Article 21 If a financial institution engaged in foreign exchange business fails to promptly report abnormal situations such as large-amount foreign exchange purchases, frequent foreign exchange purchases, deposits and withdrawals of large amounts of foreign currency cash, etc., it shall be punished in accordance with the "Financial Illegal Acts" Penalties stipulated in Article 25 of the Measures.

Article 22 If a financial institution violates relevant laws and administrative regulations, engages in unfair competition, and impairs the performance of anti-money laundering obligations in the course of conducting business, it shall be punished in accordance with the relevant provisions of the "Measures for Punishment of Financial Illegal Acts" Provide penalties and impose disciplinary sanctions on the personnel directly responsible for the financial institution. If the circumstances are serious, the qualifications of the senior managers directly responsible for the financial institution shall be revoked.
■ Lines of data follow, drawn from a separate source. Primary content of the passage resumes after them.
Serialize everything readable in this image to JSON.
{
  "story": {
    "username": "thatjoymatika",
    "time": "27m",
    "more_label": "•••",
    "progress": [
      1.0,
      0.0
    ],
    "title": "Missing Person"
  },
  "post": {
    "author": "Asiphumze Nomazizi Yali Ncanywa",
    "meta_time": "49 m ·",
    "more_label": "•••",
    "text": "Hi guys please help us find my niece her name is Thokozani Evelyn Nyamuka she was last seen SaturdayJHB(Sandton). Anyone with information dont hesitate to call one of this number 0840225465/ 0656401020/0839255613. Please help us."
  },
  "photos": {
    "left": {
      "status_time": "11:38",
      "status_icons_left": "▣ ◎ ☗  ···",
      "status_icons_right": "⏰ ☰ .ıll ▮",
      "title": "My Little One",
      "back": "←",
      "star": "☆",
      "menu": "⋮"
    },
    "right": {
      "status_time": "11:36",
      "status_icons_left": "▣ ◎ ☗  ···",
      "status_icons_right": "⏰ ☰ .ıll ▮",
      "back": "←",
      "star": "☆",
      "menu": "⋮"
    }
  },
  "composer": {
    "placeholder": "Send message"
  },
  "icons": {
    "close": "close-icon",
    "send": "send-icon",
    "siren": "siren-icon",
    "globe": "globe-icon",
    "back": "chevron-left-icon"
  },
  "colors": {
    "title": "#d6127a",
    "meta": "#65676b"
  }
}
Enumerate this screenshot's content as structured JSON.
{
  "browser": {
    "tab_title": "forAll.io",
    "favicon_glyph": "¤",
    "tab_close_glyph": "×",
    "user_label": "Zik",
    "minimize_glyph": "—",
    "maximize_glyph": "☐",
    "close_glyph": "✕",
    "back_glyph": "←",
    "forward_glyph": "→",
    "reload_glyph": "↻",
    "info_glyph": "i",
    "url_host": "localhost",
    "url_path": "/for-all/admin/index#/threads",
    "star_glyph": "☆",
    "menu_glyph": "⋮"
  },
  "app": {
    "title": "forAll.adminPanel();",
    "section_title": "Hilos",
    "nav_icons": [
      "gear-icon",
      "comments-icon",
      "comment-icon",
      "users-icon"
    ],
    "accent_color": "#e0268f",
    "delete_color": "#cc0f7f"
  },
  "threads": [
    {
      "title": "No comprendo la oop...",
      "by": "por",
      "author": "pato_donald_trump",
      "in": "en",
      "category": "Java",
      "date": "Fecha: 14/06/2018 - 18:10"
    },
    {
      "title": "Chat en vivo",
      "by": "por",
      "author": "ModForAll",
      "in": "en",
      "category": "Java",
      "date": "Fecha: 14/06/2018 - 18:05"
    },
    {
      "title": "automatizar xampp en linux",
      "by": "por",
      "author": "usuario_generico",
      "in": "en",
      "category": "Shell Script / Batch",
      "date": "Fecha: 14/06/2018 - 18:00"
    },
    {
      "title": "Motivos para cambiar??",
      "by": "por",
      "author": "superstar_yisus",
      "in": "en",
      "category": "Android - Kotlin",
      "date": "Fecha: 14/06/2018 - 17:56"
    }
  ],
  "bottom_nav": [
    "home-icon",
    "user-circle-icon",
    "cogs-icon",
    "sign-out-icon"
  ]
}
Article 23 If a financial institution opens an account for an individual customer who does not present his or her identity document or does not use the name on his or her identity document, the People's Bank of China will give the financial institution a warning and may impose a fine of 1,000 yuan. A fine of more than 5,000 yuan and less than 5,000 yuan is imposed. If the circumstances are serious, the senior managers directly responsible for the financial institution shall be disqualified.

Article 24 The China Banking Association, China Finance Companies Association and other financial industry self-regulatory organizations may formulate industry anti-money laundering work guidelines in accordance with these regulations.

Article 25 These regulations will come into effect on March 1, 2003.